Más allá de la importante definición de riesgo y rentabilidad esperada que entraña la elección de un fondo mutuo por sobre otro, una vez que ya hemos definido lo primero, debemos preguntarnos por la “serie” de ese fondo que más nos conviene.

Cuando invertimos en Fondos Mutuos lo hacemos “comprando” cuotas de un fondo determinado, donde cada cuota tiene una idéntica proporción de las inversiones del fondo definida en su reglamento.

Así, si la política de inversión de un fondo mutuo establece que invertirá 40% en acciones y 60% en instrumentos de deuda, cada cuota tendrá esa misma proporción.

Imaginemos una torta:

cuotas-de-fondos-mutuos

Si la dividimos en porciones iguales, cada una de ellas tendrá los mismos ingredientes y en la misma proporción que la torta entera.

A su vez, las Administradoras Generales de Fondos pueden cobrar distintos tipos de costos.

Por ejemplo:

  • Comisión de entrada
  • Remuneración fija
  • Remuneración variable
  • Comisión diferida al rescate (conocida como “comosión de salida”)
  • Costos operativos

Los principales costos a tener en cuenta son la remuneración fija y la comisión de salida. La primera se relaciona a la administración de las inversiones de cada fondo y la “comisión de salida” se vincula con el plazo de permanencia de la inversión.

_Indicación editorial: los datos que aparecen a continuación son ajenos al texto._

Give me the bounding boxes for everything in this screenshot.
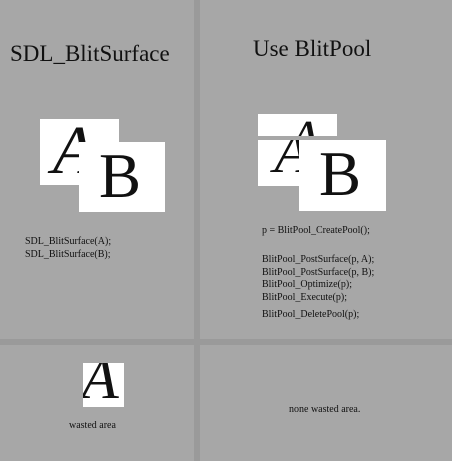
- blit-surface-code-line-1: SDL_BlitSurface(A);: [25, 236, 112, 247]
- blit-pool-title: Use BlitPool: [253, 36, 372, 61]
- horizontal-divider: [0, 339, 452, 345]
- wasted-area-tile: A: [83, 363, 124, 407]
- surface-b-tile: B: [79, 142, 165, 212]
- pool-a-side-slice: A: [258, 140, 300, 186]
- vertical-divider: [194, 0, 200, 461]
- blit-pool-code-line-4: BlitPool_Optimize(p);: [262, 279, 352, 290]
- blit-pool-code-line-2: BlitPool_PostSurface(p, A);: [262, 254, 375, 265]
- pool-a-top-slice: A: [258, 114, 337, 136]
- none-wasted-area-label: none wasted area.: [289, 404, 361, 415]
- blit-pool-code-line-1: p = BlitPool_CreatePool();: [262, 225, 370, 236]
- blit-surface-code-line-2: SDL_BlitSurface(B);: [25, 249, 111, 260]
- blit-pool-code-line-6: BlitPool_DeletePool(p);: [262, 309, 360, 320]
- pool-a-side-glyph: A: [267, 140, 300, 185]
- wasted-area-label: wasted area: [69, 420, 116, 431]
- blit-pool-code-line-5: BlitPool_Execute(p);: [262, 292, 347, 303]
- pool-b-tile: B: [299, 140, 386, 211]
- surface-b-glyph: B: [99, 142, 142, 211]
- wasted-area-glyph: A: [83, 363, 124, 407]
- blit-pool-code-line-3: BlitPool_PostSurface(p, B);: [262, 267, 375, 278]
- pool-b-glyph: B: [319, 140, 362, 209]
- pool-a-top-glyph: A: [282, 114, 330, 136]
- blit-surface-title: SDL_BlitSurface: [10, 41, 170, 66]
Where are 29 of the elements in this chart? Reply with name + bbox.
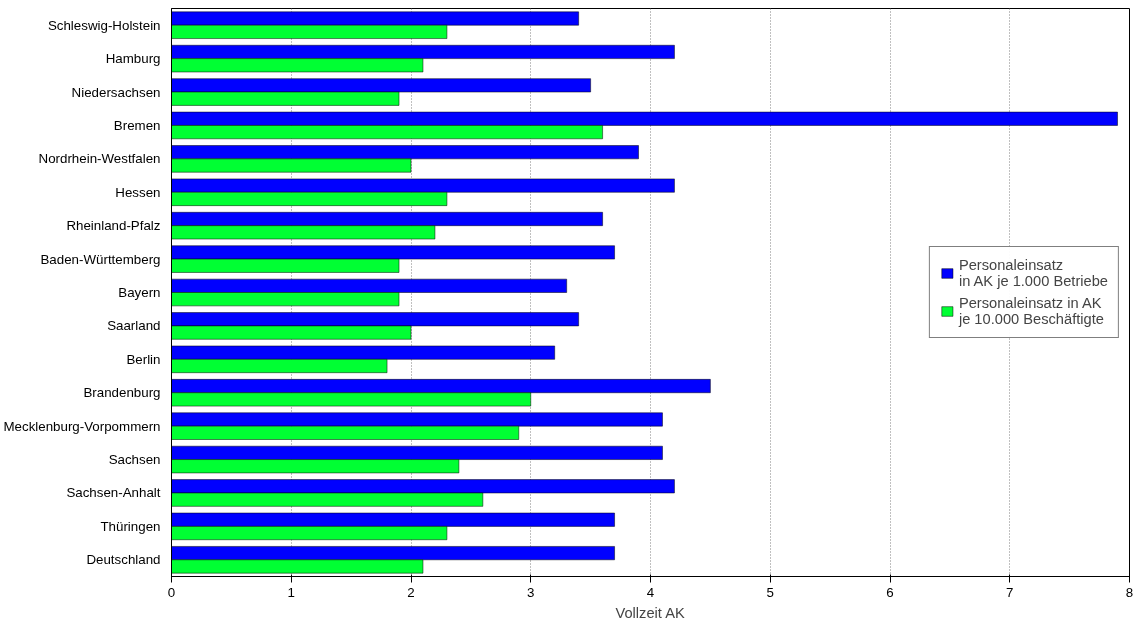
x-tick-label: 3 xyxy=(527,584,535,600)
y-tick-label: Bayern xyxy=(118,285,161,300)
y-tick-label: Bremen xyxy=(113,117,161,133)
x-tick-label: 2 xyxy=(407,584,415,600)
x-tick-label: 5 xyxy=(766,584,774,600)
y-tick-label: Thüringen xyxy=(100,518,161,534)
y-tick-label: Berlin xyxy=(126,351,161,367)
legend-label: Personaleinsatz in AK je 1.000 Betriebe xyxy=(958,257,1108,289)
y-tick-label: Hessen xyxy=(115,184,161,200)
y-tick-label: Hamburg xyxy=(105,51,161,67)
legend-label: Personaleinsatz in AK je 10.000 Beschäftigte xyxy=(958,295,1104,327)
y-tick-label: Saarland xyxy=(107,318,161,334)
y-tick-label: Baden-Württemberg xyxy=(40,251,161,267)
y-tick-label: Brandenburg xyxy=(83,385,161,401)
x-tick-label: 4 xyxy=(646,584,655,600)
y-tick-label: Schleswig-Holstein xyxy=(47,17,161,33)
y-tick-label: Niedersachsen xyxy=(71,84,161,100)
x-axis-title: Vollzeit AK xyxy=(615,604,685,621)
x-tick-label: 8 xyxy=(1125,584,1134,600)
y-tick-label: Sachsen-Anhalt xyxy=(66,485,161,501)
y-tick-label: Deutschland xyxy=(86,552,161,568)
x-tick-label: 6 xyxy=(886,584,894,600)
x-tick-label: 0 xyxy=(167,584,176,600)
y-tick-label: Rheinland-Pfalz xyxy=(66,218,161,234)
y-tick-label: Sachsen xyxy=(108,452,161,468)
y-tick-label: Nordrhein-Westfalen xyxy=(38,151,161,167)
x-tick-label: 1 xyxy=(287,584,295,600)
y-tick-label: Mecklenburg-Vorpommern xyxy=(3,418,161,434)
x-tick-label: 7 xyxy=(1006,584,1014,600)
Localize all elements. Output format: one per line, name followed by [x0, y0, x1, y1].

Ahora, más allá de eso las AGF encargadas de la administración de los fondos mutuos definen, para cada fondo, “series de cuotas” como una manera de agrupar o clasificar las cuotas.

La única diferencia entre las distintas “series de cuotas” de un mismo fondo mutuo son los costos que cobra cada AGF, los que dependen del monto de la inversión y de su periodo de permanencia. Es una forma que tienen las administradoras para diferenciar a los inversionistas según el monto y el plazo que mantienen su inversión en cada fondo mutuo.

Así, las AGF “premian” el monto y la permanencia de cada inversión en los distintos fondos rebajando la remuneración fija: a mayor monto y plazo, menor será el pago. Y esta diferenciación se hace medio de las llamadas “series” para cada uno de sus fondos mutuos, generalmente identificadas con letras (A, B, C y así).

Analicemos el siguiente ejemplo para un fondo mutuo que tiene tres series de cuotas distintas, con distintos requisitos y características:

Serie A Serie B Serie C
Monto mínimo $5.000 $50.000.000 $100.000.000
Remuneración fija 4% anual 3% anual 1,5% anual
Comisión de salida 0% 1% sobre el monto rescatado 2% sobre el monto rescatado
Plazo mínimo de permanencia 1 día 90 días 1 año

En las series B y C del fondo mutuo del ejemplo la remuneración fija es menor que en la serie A, pero se exige un monto de inversión mayor. Por otra parte, si la inversión es retirada (rescatada) antes del periodo mínimo de permanencia (90 días para la serie B y 1 año para la serie C), la AGF cobrará la comisión de salida de 1% y 2% respectivamente, calculada sobre el monto rescatado.

Cabe destacar que si queremos invertir un monto de, digamos, $18 millones, podremos hacerlo en la serie A o B, pero no en la C. Si estimamos mantener nuestra inversión por lo menos por 90 días, siempre nos convendrá elegir la serie B en lugar de la A y así pagar menores costos.Siempre podremos retirar nuestra inversión en el momento que lo deseemos, independientemente de la serie de cuotas escogida. Dependiendo de la serie, nos cobrarán una comisión de salida si el recate lo hacemos antes del plazo mínimo de permanencia.

Es muy importante insistir que, no importando en la serie en que invirtamos, siempre lo haremos en los mismos instrumentos financieros y con idéntica proporción a la establecida en la política de inversión definida en el reglamento de dicho fondo.

Lo anterior es muy relevante porque, por el sólo hecho de elegir la serie correcta (serie de menor costo), aumentaremos la rentabilidad de nuestra inversión al pagar menores costos.